If you’d like to comment, write United States Postal Service, ATTN: Sheboygan WI Relocation, PO BOX 27497, Greensboro, NC 27498-1103. Comments are due by March 15, 2024.
A highlight of the New Deal in Wisconsin
The Sheboygan post office was constructed from 1932 to 1937. Unlike many New Deal post offices, which were usually based on standard plans from the Department of the Treasury’s design office, the Sheboygan office was designed by an architect, Edgar A. Stubenrauch, a native of Sheboygan (b. 1894). He also designed several other large buildings in Wisconsin and Michigan.
The post office has five murals painted by Schomer Lichtner (b. 1905 in Peoria) funded by the Treasury Relief Art Project. One of Lichtner other works was selected by President Roosevelt and hangs in the White House. The murals depict the growth of the area from the time of the Native Americans to the present: Indian Life, The Pioneer, The Lake, Agriculture, and Present City.
The interior lobby’s work tables, moldings and column capitals, done in the Art Deco style, were designed by Elizabeth Tuttle Holsman, (b. 1873 in Nebraska), a painter and sculptor, married to Henry Holsman, a pioneer automaker and one of Chicago’s most famous architects.
The post office was nominated to the National Register of Historic Places in 2000. The nomination form has an extensive description of the building and murals, including several black-and-white photos. The Wisconsin Historical Society has a page on the post office as well.

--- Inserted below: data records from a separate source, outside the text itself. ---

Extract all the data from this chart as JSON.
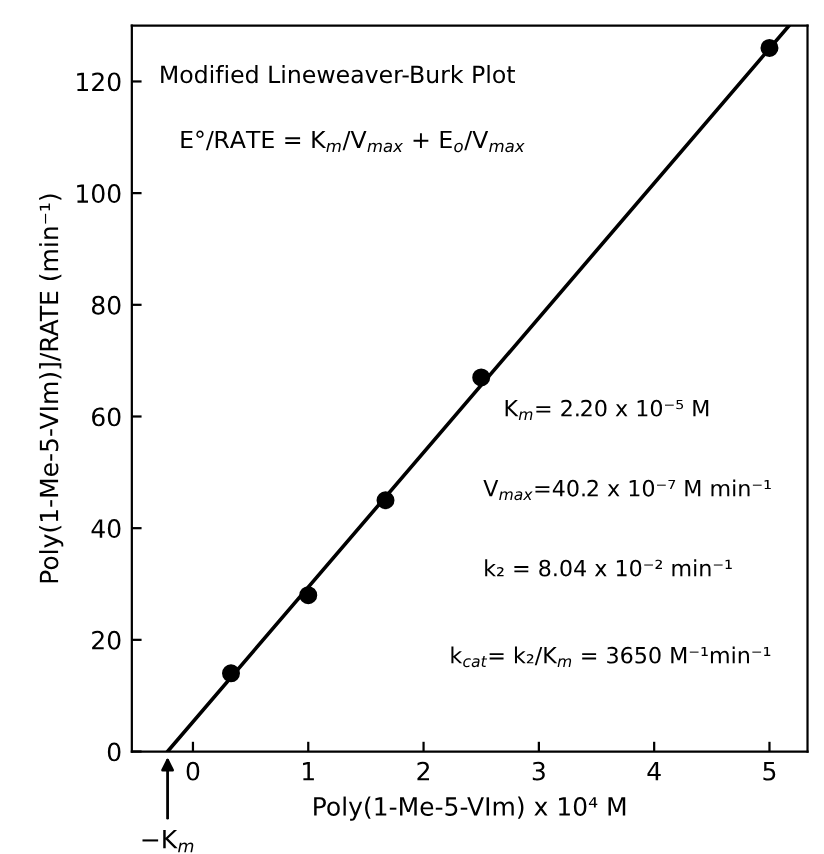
{
  "chart_data": {
    "type": "scatter",
    "xlabel": "Poly(1-Me-5-VIm) x 10⁴ M",
    "ylabel": "Poly(1-Me-5-VIm)]/RATE (min⁻¹)",
    "xlim": [
      -0.53,
      5.33
    ],
    "ylim": [
      0,
      130
    ],
    "xticks": [
      0,
      1,
      2,
      3,
      4,
      5
    ],
    "yticks": [
      0,
      20,
      40,
      60,
      80,
      100,
      120
    ],
    "grid": false,
    "legend": false,
    "series": [
      {
        "color": "#000000",
        "marker": "circle",
        "x": [
          0.33,
          1.0,
          1.67,
          2.5,
          5.0
        ],
        "values": [
          14,
          28,
          45,
          67,
          126
        ]
      },
      {
        "type": "line",
        "color": "#000000",
        "marker": "none",
        "line_style": "solid",
        "x": [
          -0.22,
          5.17
        ],
        "values": [
          0,
          130
        ]
      }
    ],
    "annotations": [
      "Modified Lineweaver-Burk Plot",
      "E°/RATE = K$_{m}$/V$_{max}$ + E$_{o}$/V$_{max}$",
      "K$_{m}$= 2.20 x 10⁻⁵ M",
      "V$_{max}$=40.2 x 10⁻⁷ M min⁻¹",
      "k₂ = 8.04 x 10⁻² min⁻¹",
      "k$_{cat}$= k₂/K$_{m}$ = 3650 M⁻¹min⁻¹",
      {
        "text": "−K$_{m}$",
        "x": -0.22,
        "y": 0
      }
    ]
  }
}
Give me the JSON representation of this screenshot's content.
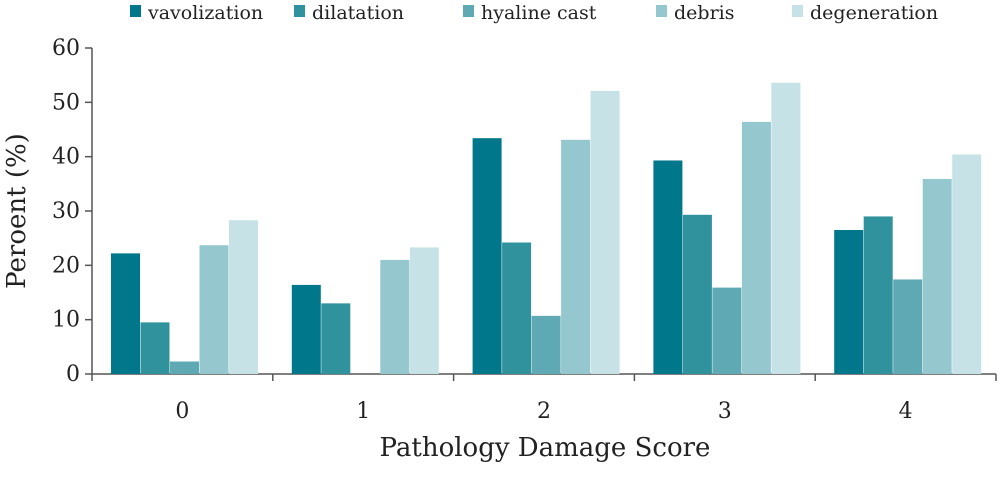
{
  "chart_data": {
    "type": "bar",
    "title": "",
    "xlabel": "Pathology Damage Score",
    "ylabel": "Peroent (%)",
    "categories": [
      "0",
      "1",
      "2",
      "3",
      "4"
    ],
    "ylim": [
      0,
      60
    ],
    "yticks": [
      0,
      10,
      20,
      30,
      40,
      50,
      60
    ],
    "grid": false,
    "legend_position": "top",
    "series": [
      {
        "name": "vavolization",
        "color": "#00778a",
        "values": [
          22.2,
          16.4,
          43.4,
          39.3,
          26.5
        ]
      },
      {
        "name": "dilatation",
        "color": "#2f929c",
        "values": [
          9.5,
          13.0,
          24.2,
          29.3,
          29.0
        ]
      },
      {
        "name": "hyaline cast",
        "color": "#5fa9b4",
        "values": [
          2.3,
          0,
          10.7,
          15.9,
          17.4
        ]
      },
      {
        "name": "debris",
        "color": "#95c7cf",
        "values": [
          23.7,
          21.0,
          43.1,
          46.4,
          35.9
        ]
      },
      {
        "name": "degeneration",
        "color": "#c7e2e6",
        "values": [
          28.3,
          23.3,
          52.1,
          53.6,
          40.4
        ]
      }
    ]
  }
}
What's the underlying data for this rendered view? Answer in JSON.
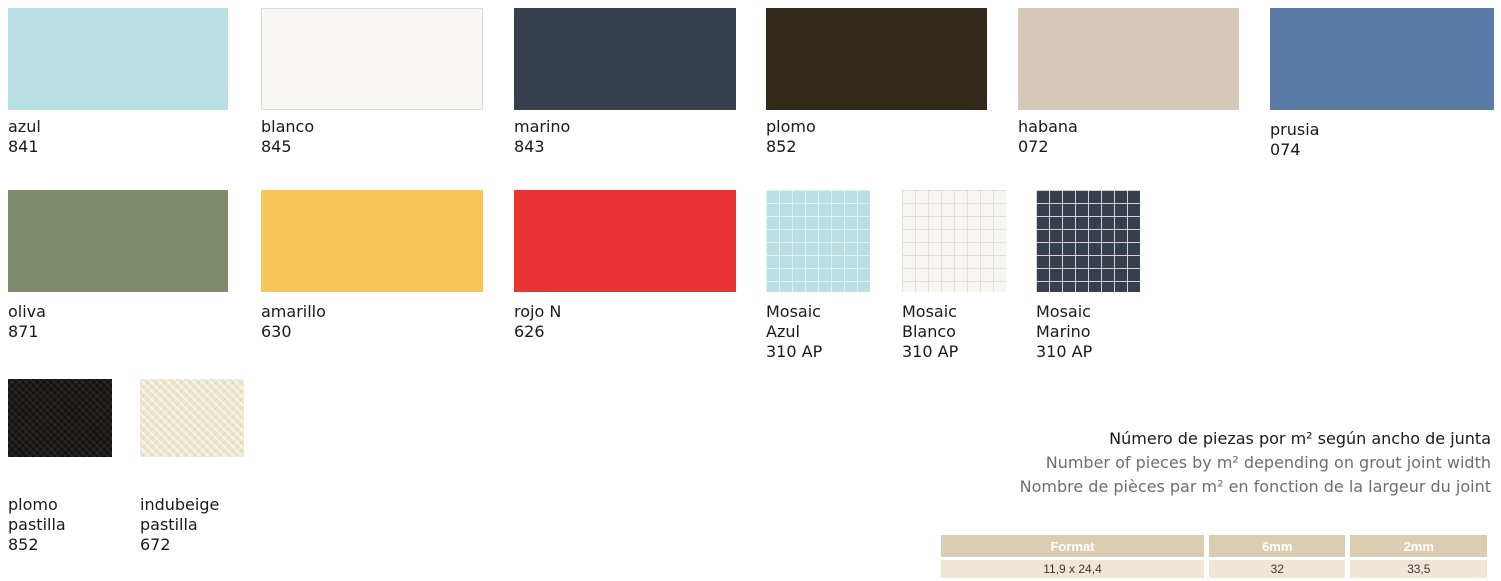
{
  "colors": {
    "azul": "#b9dfe2",
    "blanco": "#f7f6f2",
    "marino": "#363f4b",
    "plomo": "#33291b",
    "habana": "#d5c9b9",
    "prusia": "#5a7ba8",
    "oliva": "#7f8a6d",
    "amarillo": "#f8c55a",
    "rojo": "#e93335",
    "table_header": "#dccdb2",
    "table_cell": "#efe6d6"
  },
  "swatches_row1": [
    {
      "name": "azul",
      "code": "841"
    },
    {
      "name": "blanco",
      "code": "845"
    },
    {
      "name": "marino",
      "code": "843"
    },
    {
      "name": "plomo",
      "code": "852"
    },
    {
      "name": "habana",
      "code": "072"
    },
    {
      "name": "prusia",
      "code": "074"
    }
  ],
  "swatches_row2": [
    {
      "name": "oliva",
      "code": "871"
    },
    {
      "name": "amarillo",
      "code": "630"
    },
    {
      "name": "rojo N",
      "code": "626"
    }
  ],
  "mosaics": [
    {
      "line1": "Mosaic",
      "line2": "Azul",
      "code": "310 AP"
    },
    {
      "line1": "Mosaic",
      "line2": "Blanco",
      "code": "310 AP"
    },
    {
      "line1": "Mosaic",
      "line2": "Marino",
      "code": "310 AP"
    }
  ],
  "pastillas": [
    {
      "line1": "plomo",
      "line2": "pastilla",
      "code": "852"
    },
    {
      "line1": "indubeige",
      "line2": "pastilla",
      "code": "672"
    }
  ],
  "info": {
    "es": "Número de piezas por m² según ancho de junta",
    "en": "Number of pieces by m² depending on grout joint width",
    "fr": "Nombre de pièces par m² en fonction de la largeur du joint"
  },
  "table": {
    "headers": [
      "Format",
      "6mm",
      "2mm"
    ],
    "rows": [
      [
        "11,9 x 24,4",
        "32",
        "33,5"
      ]
    ]
  }
}
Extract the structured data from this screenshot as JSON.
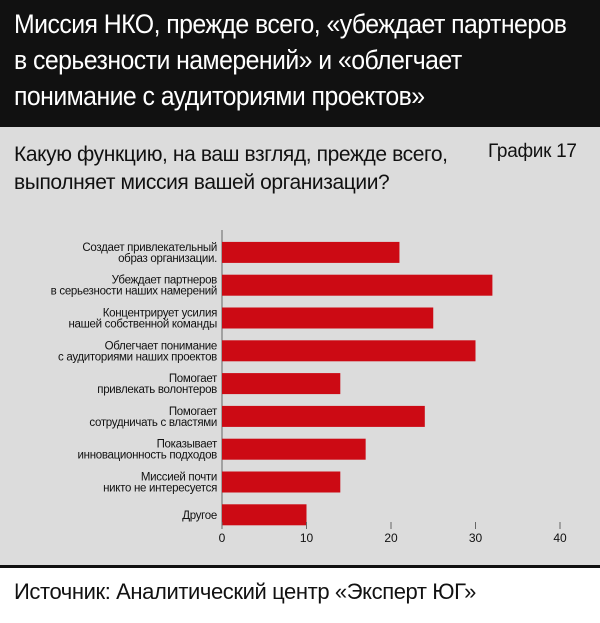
{
  "header": {
    "title": "Миссия НКО, прежде всего, «убеждает партнеров в серьезности намерений» и «облегчает понимание с аудиториями проектов»"
  },
  "question": "Какую функцию, на ваш взгляд, прежде всего, выполняет миссия вашей организации?",
  "chart_number": "График 17",
  "source": "Источник: Аналитический центр «Эксперт ЮГ»",
  "colors": {
    "header_bg": "#111111",
    "panel_bg": "#dcdcdc",
    "bar": "#cc0a14"
  },
  "chart_data": {
    "type": "bar",
    "orientation": "horizontal",
    "categories": [
      [
        "Создает привлекательный",
        "образ организации."
      ],
      [
        "Убеждает партнеров",
        "в серьезности наших намерений"
      ],
      [
        "Концентрирует усилия",
        "нашей собственной команды"
      ],
      [
        "Облегчает понимание",
        "с аудиториями наших проектов"
      ],
      [
        "Помогает",
        "привлекать волонтеров"
      ],
      [
        "Помогает",
        "сотрудничать с властями"
      ],
      [
        "Показывает",
        "инновационность подходов"
      ],
      [
        "Миссией почти",
        "никто не интересуется"
      ],
      [
        "Другое"
      ]
    ],
    "values": [
      21,
      32,
      25,
      30,
      14,
      24,
      17,
      14,
      10
    ],
    "xlim": [
      0,
      40
    ],
    "xticks": [
      0,
      10,
      20,
      30,
      40
    ],
    "grid": false
  }
}
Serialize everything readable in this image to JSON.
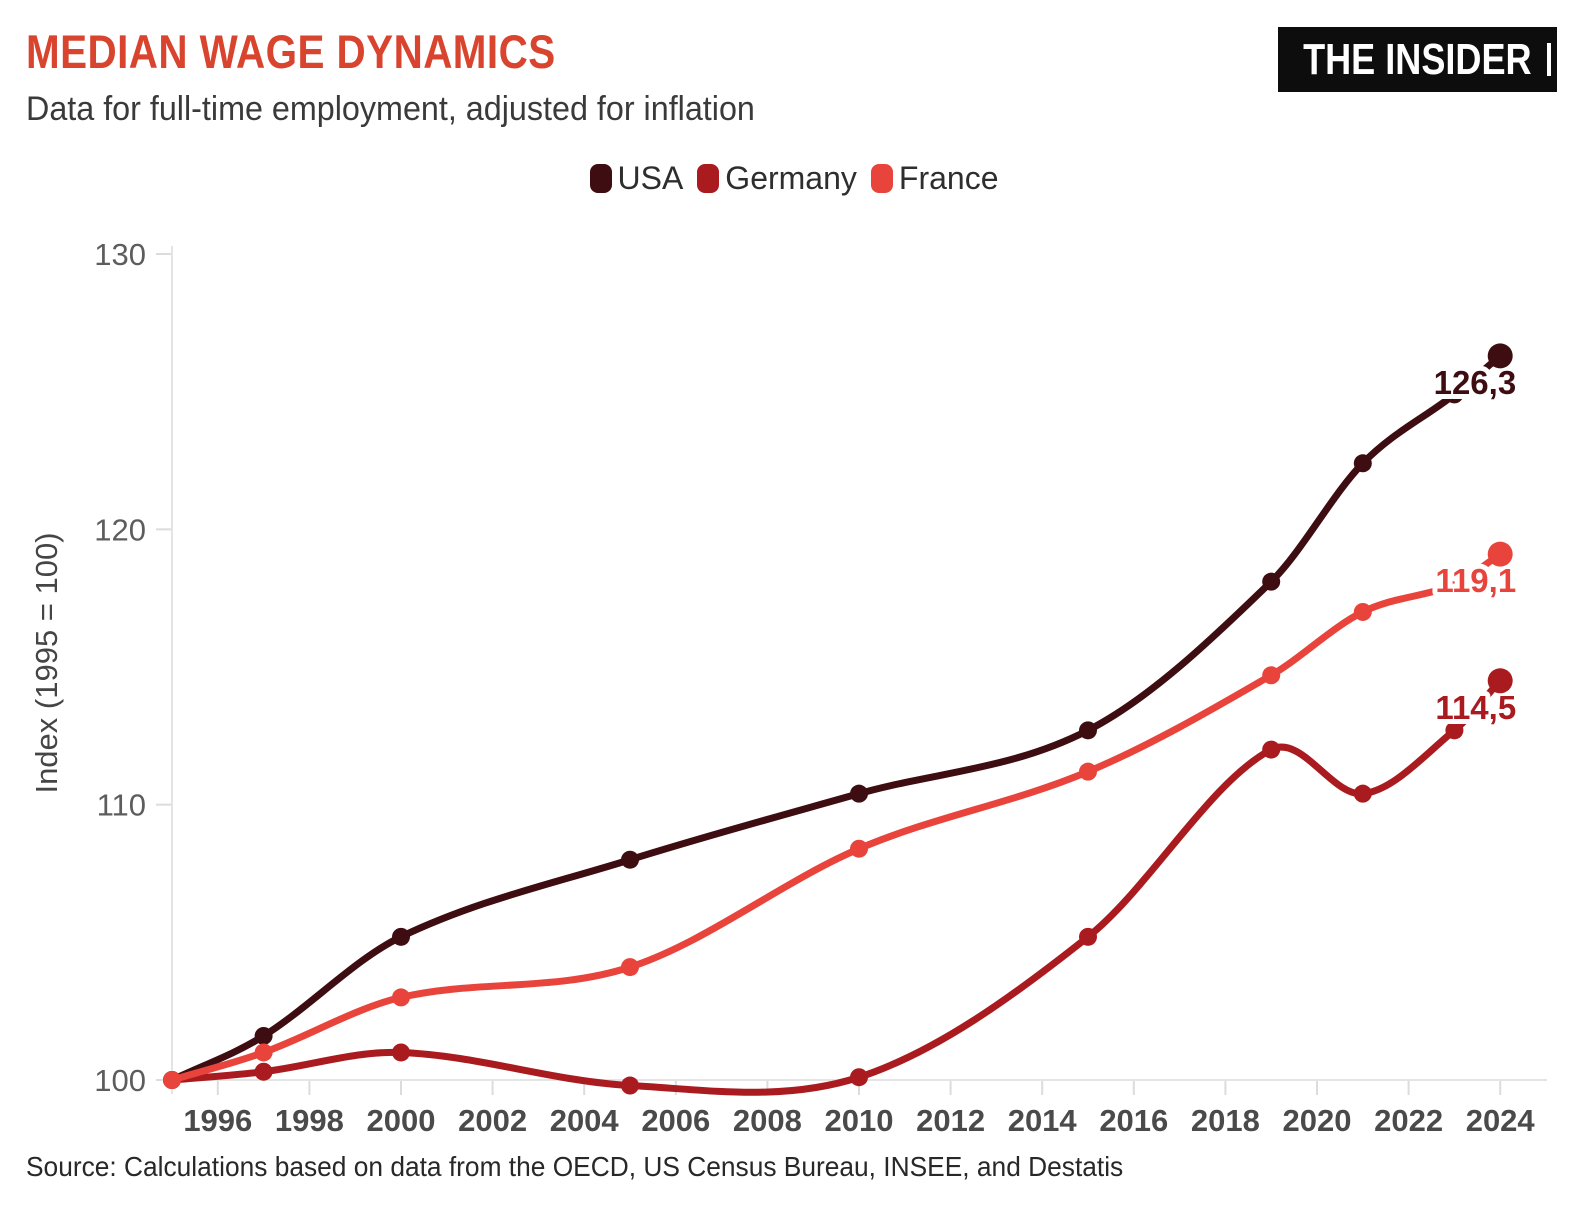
{
  "header": {
    "title": "MEDIAN WAGE DYNAMICS",
    "subtitle": "Data for full-time employment, adjusted for inflation",
    "logo": "THE INSIDER"
  },
  "source": "Source: Calculations based on data from the OECD, US Census Bureau, INSEE, and Destatis",
  "colors": {
    "title_accent": "#d9442f",
    "usa": "#3e0d11",
    "germany": "#aa1b20",
    "france": "#e8443c",
    "axis_line": "#e4e4e4",
    "tick_mark": "#dcdcdc",
    "y_tick_label": "#5d5d5d",
    "x_tick_label": "#4a4a4a",
    "y_axis_title": "#454545",
    "logo_bg": "#0d0d0d",
    "logo_text": "#ffffff"
  },
  "chart_data": {
    "type": "line",
    "title": "MEDIAN WAGE DYNAMICS",
    "subtitle": "Data for full-time employment, adjusted for inflation",
    "xlabel": "",
    "ylabel": "Index (1995 = 100)",
    "x": [
      1995,
      1997,
      2000,
      2005,
      2010,
      2015,
      2019,
      2021,
      2023,
      2024
    ],
    "series": [
      {
        "name": "USA",
        "color": "#3e0d11",
        "values": [
          100,
          101.6,
          105.2,
          108.0,
          110.4,
          112.7,
          118.1,
          122.4,
          124.9,
          126.3
        ],
        "end_label": "126,3"
      },
      {
        "name": "Germany",
        "color": "#aa1b20",
        "values": [
          100,
          100.3,
          101.0,
          99.8,
          100.1,
          105.2,
          112.0,
          110.4,
          112.7,
          114.5
        ],
        "end_label": "114,5"
      },
      {
        "name": "France",
        "color": "#e8443c",
        "values": [
          100,
          101.0,
          103.0,
          104.1,
          108.4,
          111.2,
          114.7,
          117.0,
          118.0,
          119.1
        ],
        "end_label": "119,1"
      }
    ],
    "ylim": [
      100,
      130
    ],
    "yticks": [
      100,
      110,
      120,
      130
    ],
    "xticks": [
      1996,
      1998,
      2000,
      2002,
      2004,
      2006,
      2008,
      2010,
      2012,
      2014,
      2016,
      2018,
      2020,
      2022,
      2024
    ],
    "legend_position": "top-center",
    "grid": false
  }
}
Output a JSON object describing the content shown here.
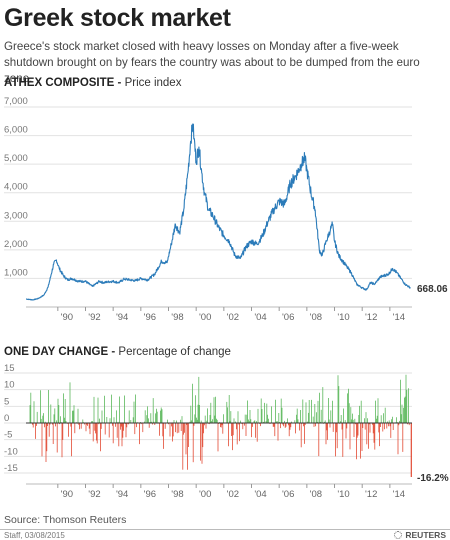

According to the NRHP form, “The richness of the materials and of the architectural detailing, together with the abundance of murals, create a setting not found anywhere else in the survey. Schomer Lichtner’s murals are an integral part of the building and are good examples of this Wisconsin artist’s work. The extent of the commission also presents a rare collection of five canvases of Schomer’s work. Together, the art and architecture of the Sheboygan Post Office mark this building as one of the highlights of the Treasury Department’s post office projects in the state.”
There’s an excellent photo essay about the post office and its murals, as well as a video, on Post Office Fans, a site maintained by postal historian David W. Gates Jr., author of a book about Depression-era Wisconsin post offices and their murals.